I have to turn in a list of character witnesses by tomorrow. I have left off my best friend because I told her something some years ago and I don't want to risk it coming out in court. When my husband sees the list I'm afraid it will be a red flag to him that she isn't on it. Then, he might even subpoena her or something.

What should I do? I'm afraid to ask my attorney for his advice because I would rather him not know what I told my friend either.


----------



## mommyofthree (Jan 7, 2012)

Hmmmm.....curious to know what it was you said that was so bad to have come out in court but not sure you should post it.

Your attorney as far as I know has to keep it confidential unless its really really bad like you said you were going to kill him or something.


----------



## Jeff74 (Feb 11, 2012)

You need to tell your attorney especially if you think your husband may call her anyway. 

Google attorney client priivilege...you may feel a lot better about telling your attorney after understanding this concept.
_Posted via Mobile Device_


----------



## 827Aug (Apr 27, 2008)

An attorney never likes to get blindsided in court.
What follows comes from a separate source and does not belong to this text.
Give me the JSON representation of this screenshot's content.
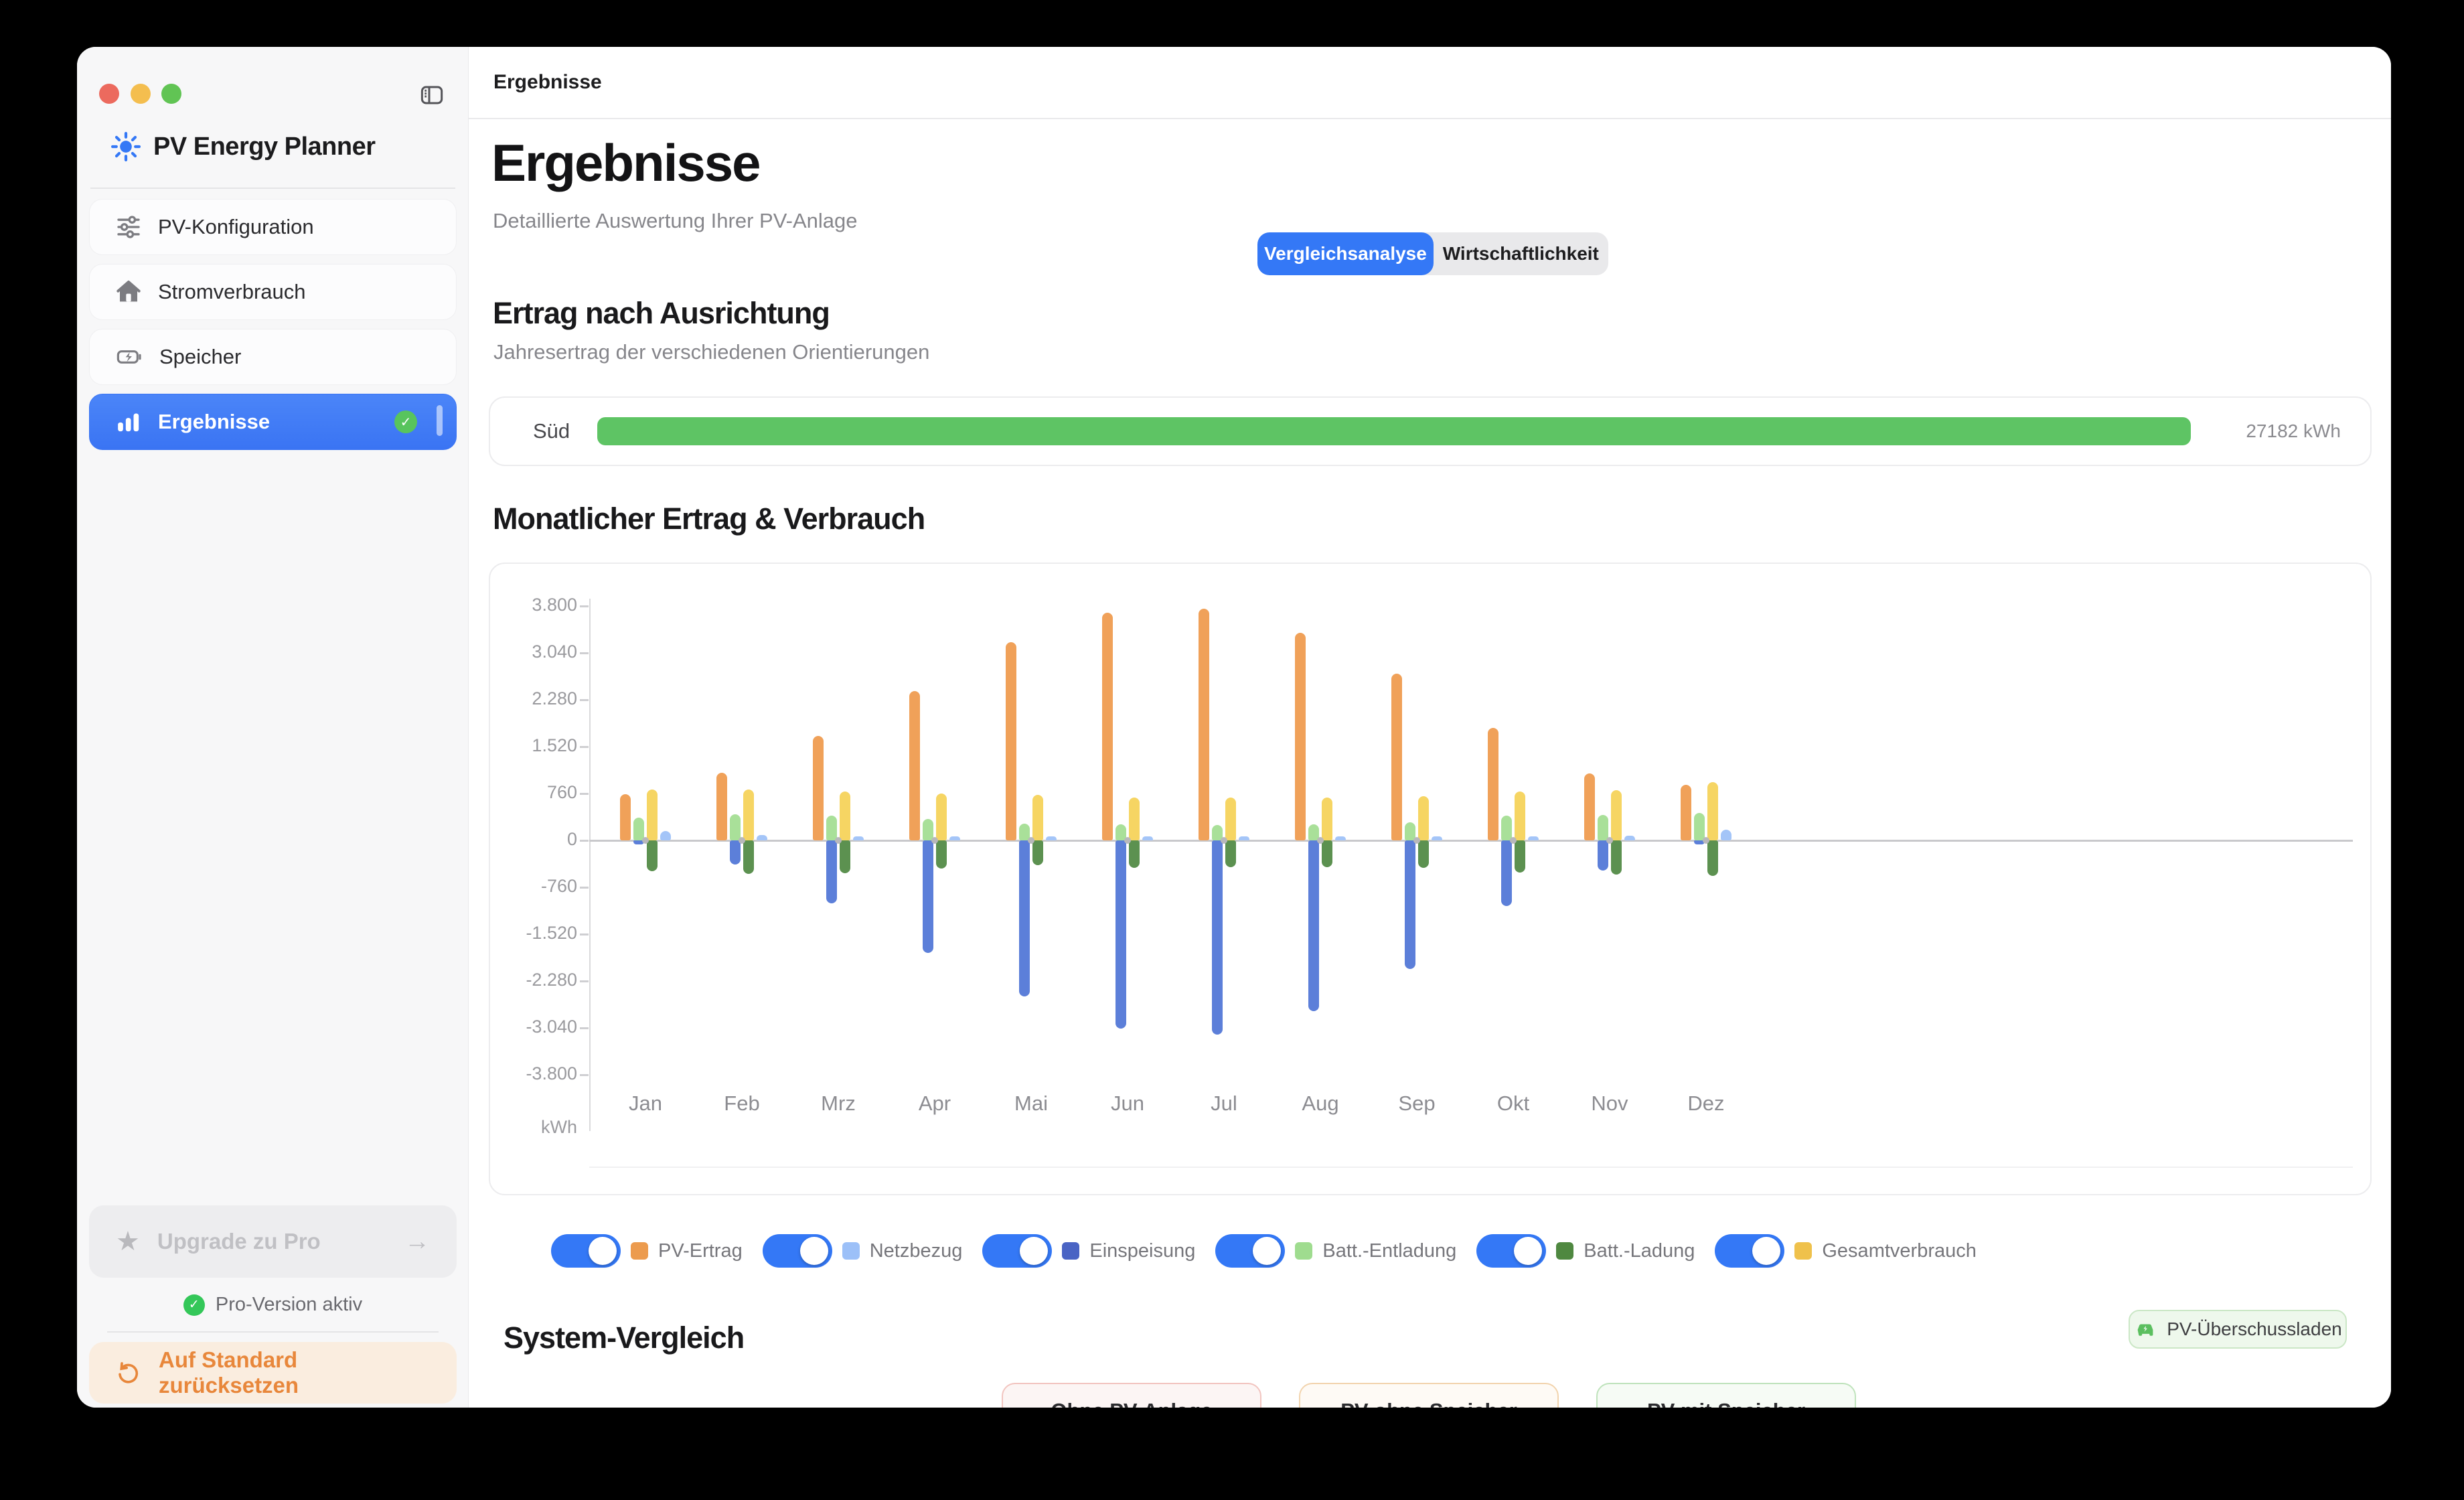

It's best you tell your attorney everything. My estranged husband lied to his divorce attorney and also neglected to tell him some crucial things. Guess what happened? The attorney withdrew himself as counsel.

If you call this witness, the other side gets to question her at their discretion. Does your husband know what you told her? If so, it's a safe bet the secret will be out in the open. It may be "safer" to not put her on the list and hope the opposing doesn't call her.


----------